Une aide financière "plus régulière et sur la durée" serait plus efficace pour le président du BNEI, évoquant l'extension du RSA aux 18-25 ans. "Les écoles d'ingénieurs, c'est 30 heures de cours par semaine et beaucoup de travail personnel, c'est difficile d'avoir un job étudiant à côté de ses études. Il faut une solution qui ne soit pas à la charge de l'étudiant: le RSA, lui, ne se rembourse pas plus tard. D'autant que les ingénieurs qui sortent des écoles d'ingénieurs ont une forte employabilité, avec un bon salaire, ils vont contribuer à l'impôt et aux charges sociales".
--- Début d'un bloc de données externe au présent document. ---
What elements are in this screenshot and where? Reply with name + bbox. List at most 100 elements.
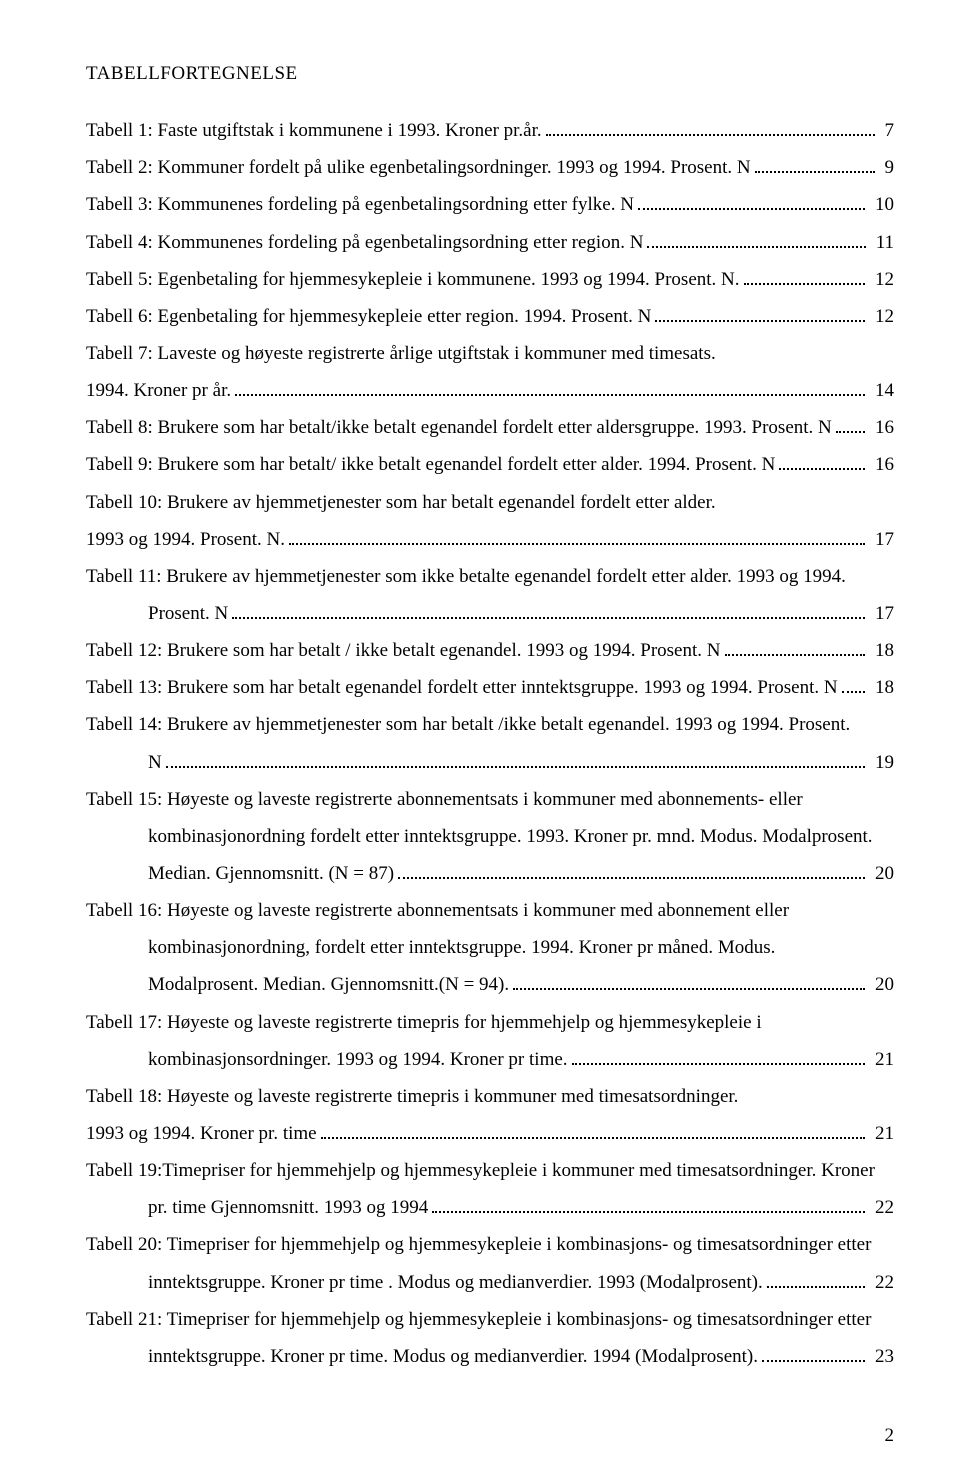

"Quoi qu'on en dise, et cela s'explique, les frais de scolarité dans les grandes écoles vont continuer à monter dans les prochaines années", objecte Etienne Loos, président du Bureau national des étudiants en école de management (BNEM), favorable "à de nouvelles voies de financement". Il y voit "une idée parmi d'autres, mais qui ne saurait se suffire à elle-même" pour accroître la diversité sociale dans les écoles de commerce, où les frais de scolarité peuvent grimper jusqu'à 17.000 euros par année, soit plus de 50.000 euros pour un cursus de trois ans.

"Des élèves se ruinent"

Le prêt avait été l'une des pistes évoquées par le rapport Hirsch, remis en décembre au gouvernement. L'association étudiante BNEM avait alors menée une étude sur 2.200 élèves en écoles de commerce: 56% d'entre eux ont contracté un prêt. "Le recours au prêt est déjà courant dans le système des grandes écoles : quelque que soit le milieu social, on ne sort pas 50.000 euros facilement. Un prêt à taux zéro contingent au revenu, c'est une piste à exploiter. Il n'y a rien à perdre à l'expérimenter, même si 10.000 euros ne seraient pas forcément suffisants".

Ce prêt à taux zéro "peut s'imaginer dans un système universitaire où le prêt étudiant est la règle. Ce n'est pas le cas en France, et heureusement", rétorque Paul Mayaux, de la Fage. "Il y a de plus en plus de formations qui ressemblent à ce que proposent les écoles privées, où des élèves se ruinent pour y entrer et y vivre". Pour lui, il faut plutôt travailler sur la démocratisation de l'offre universitaire".